Living as we do in this multicultural world, we cannot afford to let such statements go without responding to them. Such statements hurt a lot of people and commit violence to their core sentiments. We have to be able to counter them effectively. In other words, we have no choice but to engage with the orthodoxy, to make them understand that if they continue to be dogmatic in their approach, they lose out in the end --they alienate their following, and their allies, and they are in the unenviable position of having to keep on playing "catch up" with the sentiments of the people. It is one thing for Hindu organisations to protest this letter. That is one important dimension. However, it is quite another level of engagement if the top level Clergy present here were to write a letter to educate the Russian Archbishop. If this can be done, then there is a great deal accomplished. It sets a precedent, where no religion can be openly discredited causing hurt to its followers, because we follow the universal matrix of norms, the dharma of ahimsa or non-injury. This intra-clerical and inter-clerical dialogues and interventions are extremely important to reshape the normative standards of religious engagement in the contemporary world, if we are indeed to go beyond paying lip service to the issue of inter-religious dialogue.

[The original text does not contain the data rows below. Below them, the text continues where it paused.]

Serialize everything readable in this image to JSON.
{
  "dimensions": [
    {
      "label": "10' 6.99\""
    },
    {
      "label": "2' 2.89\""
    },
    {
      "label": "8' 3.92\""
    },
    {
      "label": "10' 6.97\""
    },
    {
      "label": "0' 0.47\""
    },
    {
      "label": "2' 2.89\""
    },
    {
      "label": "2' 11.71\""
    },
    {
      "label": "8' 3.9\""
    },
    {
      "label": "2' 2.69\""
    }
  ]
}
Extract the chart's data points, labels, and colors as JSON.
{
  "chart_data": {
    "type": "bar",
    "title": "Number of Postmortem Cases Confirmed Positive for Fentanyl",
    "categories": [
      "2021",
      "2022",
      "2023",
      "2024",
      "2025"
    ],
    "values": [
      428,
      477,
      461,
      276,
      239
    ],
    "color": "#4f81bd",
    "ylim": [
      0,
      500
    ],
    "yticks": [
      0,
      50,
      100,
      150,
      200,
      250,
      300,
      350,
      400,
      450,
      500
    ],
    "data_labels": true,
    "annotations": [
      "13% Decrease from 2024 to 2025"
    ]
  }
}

In this way we can stand together as a body to discredit practices and believe systems that come in the way of fostering mutual respect and spirit of open dialogue. I cite this example of the Archbishop’s letter, not to target the practitioners of any religion but to show how we can come together and aid one another to coexist peacefully, and, if we constitute a strong indivisible body, that represents religious diversity, we have the collective responsibility to take care of this body. I borrow the organic example from my illustrious teacher, Swami Dayananda, to whom I owe this whole talk. In another context, Swami Dayananda said that if anything happens to the little finger, then the whole person hurts and is in pain; one cannot say that it is not one’s responsibility. It should be the same way with regard to all religious traditions. This attitude can be cultivated only when we are willing to understand that the so called “other” no only has the right to exist, but that upon the existence of this "other" is dependent my own survival, and well being. Only when there is survival, can there be the question of living together peaceably, and thinking about reshaping an alternative “covenant” based on what is just, what is fair, and what is ultimately good for the whole. Thank you.